Failure is a process you can learn from. And, most important, it means you tried.
Posted in , Nov 19, 2015
Most people view failure as something that should be avoided at all costs. As humans, we tend to connect failure with a bad experience we had as a child. It may have been an “F” we received on a paper or the high expectations our parents placed upon our shoulders that stopped us from trying.
Award-winning psychologist and author, Ron Friedman, tells the story of how Sara Blakely, founder of Spanx, revolutionized the women’s underwear industry and became a billionaire in his book, The Best Place To Work: The Art and Science of Creating an Extraordinary Workplace.
Early on, Sara overcame a series of obstacles: zero experience in the hosiery industry, lack of a an education in business and only $5,000 to invest. When asked where she found the courage, she gave all credit to her dad. While most parents ask their kids, “How was your day?” when sitting down for dinner, Sara’s parents asked her and her brother, “What did you fail at today?” each and every night.

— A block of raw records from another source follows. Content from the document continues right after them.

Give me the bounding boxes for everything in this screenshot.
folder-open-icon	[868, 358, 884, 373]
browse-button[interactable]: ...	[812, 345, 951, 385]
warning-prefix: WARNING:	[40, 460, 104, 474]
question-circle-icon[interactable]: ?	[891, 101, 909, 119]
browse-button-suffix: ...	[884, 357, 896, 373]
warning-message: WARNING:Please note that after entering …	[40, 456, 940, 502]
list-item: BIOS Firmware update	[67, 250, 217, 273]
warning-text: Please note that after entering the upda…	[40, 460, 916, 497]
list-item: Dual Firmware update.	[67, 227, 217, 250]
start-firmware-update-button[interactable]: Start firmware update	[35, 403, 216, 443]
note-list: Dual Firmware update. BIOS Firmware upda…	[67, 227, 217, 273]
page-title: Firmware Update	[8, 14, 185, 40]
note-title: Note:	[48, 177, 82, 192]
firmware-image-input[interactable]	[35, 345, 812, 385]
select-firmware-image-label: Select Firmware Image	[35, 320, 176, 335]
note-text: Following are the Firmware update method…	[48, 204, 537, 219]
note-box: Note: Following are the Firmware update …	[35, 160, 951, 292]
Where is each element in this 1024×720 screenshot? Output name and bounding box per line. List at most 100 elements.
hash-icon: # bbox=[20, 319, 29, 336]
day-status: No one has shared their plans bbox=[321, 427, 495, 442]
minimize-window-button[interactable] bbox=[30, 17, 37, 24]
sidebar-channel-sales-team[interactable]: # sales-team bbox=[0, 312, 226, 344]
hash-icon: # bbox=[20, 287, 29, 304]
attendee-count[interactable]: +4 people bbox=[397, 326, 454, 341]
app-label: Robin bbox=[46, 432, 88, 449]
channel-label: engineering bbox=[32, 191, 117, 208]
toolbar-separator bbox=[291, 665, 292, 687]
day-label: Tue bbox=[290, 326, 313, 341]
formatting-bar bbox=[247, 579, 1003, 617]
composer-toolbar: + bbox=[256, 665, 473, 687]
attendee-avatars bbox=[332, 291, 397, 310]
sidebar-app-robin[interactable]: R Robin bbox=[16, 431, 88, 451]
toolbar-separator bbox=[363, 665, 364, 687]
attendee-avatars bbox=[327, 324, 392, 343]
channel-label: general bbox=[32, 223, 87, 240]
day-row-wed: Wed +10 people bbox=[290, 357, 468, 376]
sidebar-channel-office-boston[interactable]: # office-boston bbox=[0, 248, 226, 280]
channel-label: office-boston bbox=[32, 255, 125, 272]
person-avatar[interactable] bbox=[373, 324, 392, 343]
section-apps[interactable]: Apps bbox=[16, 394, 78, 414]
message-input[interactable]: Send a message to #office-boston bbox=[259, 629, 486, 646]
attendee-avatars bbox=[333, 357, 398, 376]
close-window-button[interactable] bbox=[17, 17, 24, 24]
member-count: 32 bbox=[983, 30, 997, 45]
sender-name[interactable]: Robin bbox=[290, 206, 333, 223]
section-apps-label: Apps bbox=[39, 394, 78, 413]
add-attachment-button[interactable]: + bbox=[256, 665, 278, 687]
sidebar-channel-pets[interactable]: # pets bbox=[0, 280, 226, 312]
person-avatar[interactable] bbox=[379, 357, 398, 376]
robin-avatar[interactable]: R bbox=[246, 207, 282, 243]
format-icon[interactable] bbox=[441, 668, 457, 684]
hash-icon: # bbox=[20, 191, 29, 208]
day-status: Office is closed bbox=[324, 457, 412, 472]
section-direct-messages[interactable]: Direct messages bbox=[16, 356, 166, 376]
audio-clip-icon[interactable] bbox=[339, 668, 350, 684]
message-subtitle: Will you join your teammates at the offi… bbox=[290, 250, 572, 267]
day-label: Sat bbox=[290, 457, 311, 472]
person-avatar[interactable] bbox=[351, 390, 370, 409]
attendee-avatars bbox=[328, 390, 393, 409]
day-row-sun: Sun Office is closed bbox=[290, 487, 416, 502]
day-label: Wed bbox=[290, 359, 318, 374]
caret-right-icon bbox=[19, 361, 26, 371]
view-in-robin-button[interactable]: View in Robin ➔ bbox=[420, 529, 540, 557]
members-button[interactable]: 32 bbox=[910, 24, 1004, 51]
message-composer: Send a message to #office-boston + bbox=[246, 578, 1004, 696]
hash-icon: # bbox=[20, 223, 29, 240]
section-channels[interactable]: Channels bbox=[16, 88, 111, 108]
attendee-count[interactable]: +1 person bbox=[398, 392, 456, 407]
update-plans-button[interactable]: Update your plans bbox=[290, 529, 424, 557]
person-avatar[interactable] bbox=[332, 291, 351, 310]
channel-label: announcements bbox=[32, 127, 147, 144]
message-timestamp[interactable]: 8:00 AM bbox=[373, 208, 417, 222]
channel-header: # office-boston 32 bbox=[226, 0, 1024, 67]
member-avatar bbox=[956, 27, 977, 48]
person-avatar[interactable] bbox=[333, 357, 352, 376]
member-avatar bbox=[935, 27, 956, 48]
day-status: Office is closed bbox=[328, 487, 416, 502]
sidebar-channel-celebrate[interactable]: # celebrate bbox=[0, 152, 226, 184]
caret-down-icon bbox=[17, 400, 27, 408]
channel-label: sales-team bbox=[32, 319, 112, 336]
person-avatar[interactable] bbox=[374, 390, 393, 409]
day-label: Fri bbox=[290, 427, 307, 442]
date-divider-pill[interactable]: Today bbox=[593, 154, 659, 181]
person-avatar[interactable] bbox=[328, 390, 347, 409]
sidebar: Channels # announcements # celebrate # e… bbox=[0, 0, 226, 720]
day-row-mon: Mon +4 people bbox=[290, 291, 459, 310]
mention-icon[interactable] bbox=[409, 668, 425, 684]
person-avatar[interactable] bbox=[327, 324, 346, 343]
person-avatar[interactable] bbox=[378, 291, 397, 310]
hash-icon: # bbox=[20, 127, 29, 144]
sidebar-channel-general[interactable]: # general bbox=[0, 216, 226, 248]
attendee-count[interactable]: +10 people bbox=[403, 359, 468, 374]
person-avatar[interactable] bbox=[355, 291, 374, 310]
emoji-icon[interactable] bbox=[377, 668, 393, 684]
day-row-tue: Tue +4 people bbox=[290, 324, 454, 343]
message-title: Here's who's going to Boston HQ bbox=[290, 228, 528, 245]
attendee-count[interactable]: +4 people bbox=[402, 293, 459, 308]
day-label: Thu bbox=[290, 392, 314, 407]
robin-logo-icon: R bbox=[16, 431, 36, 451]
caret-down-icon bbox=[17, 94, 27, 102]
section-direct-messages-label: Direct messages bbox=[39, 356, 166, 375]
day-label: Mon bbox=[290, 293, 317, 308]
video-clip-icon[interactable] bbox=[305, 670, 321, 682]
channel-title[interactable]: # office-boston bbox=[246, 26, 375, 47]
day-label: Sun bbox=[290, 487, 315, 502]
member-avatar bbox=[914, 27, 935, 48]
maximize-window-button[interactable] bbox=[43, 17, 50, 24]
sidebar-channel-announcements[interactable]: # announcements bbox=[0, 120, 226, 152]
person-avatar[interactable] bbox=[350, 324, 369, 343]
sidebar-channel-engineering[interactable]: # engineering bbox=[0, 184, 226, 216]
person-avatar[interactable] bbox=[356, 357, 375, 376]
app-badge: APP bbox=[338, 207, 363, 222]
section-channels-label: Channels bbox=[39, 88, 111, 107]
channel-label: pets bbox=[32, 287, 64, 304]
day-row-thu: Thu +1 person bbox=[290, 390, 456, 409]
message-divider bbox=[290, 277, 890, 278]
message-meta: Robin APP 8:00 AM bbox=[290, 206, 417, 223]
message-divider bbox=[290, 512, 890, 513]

When interviewed by CNN’s Anderson Cooper, Sara said, “Instead of failure being the outcome, failure became not trying. It forced me at a young age to want to push myself so much further out of my comfort zone.” In reality, Sara’s father had re-defined failure; it became more about learning and less about a personal weakness.
If we view failure as weakness, we avoid stepping out of our comfort zone. Instead we must remind ourselves that failure is an action, it does not define us, but instead matures us. I’m sure that there are many risks we would all take in our personal, professional and spiritual lives if we could get past a fear of failure.
What has been the greatest lesson you have learned when taking a chance? Please share with us.
Lord, give me the courage and faith to step out of my comfort zone; help me to overcome my fears and grow from my failures.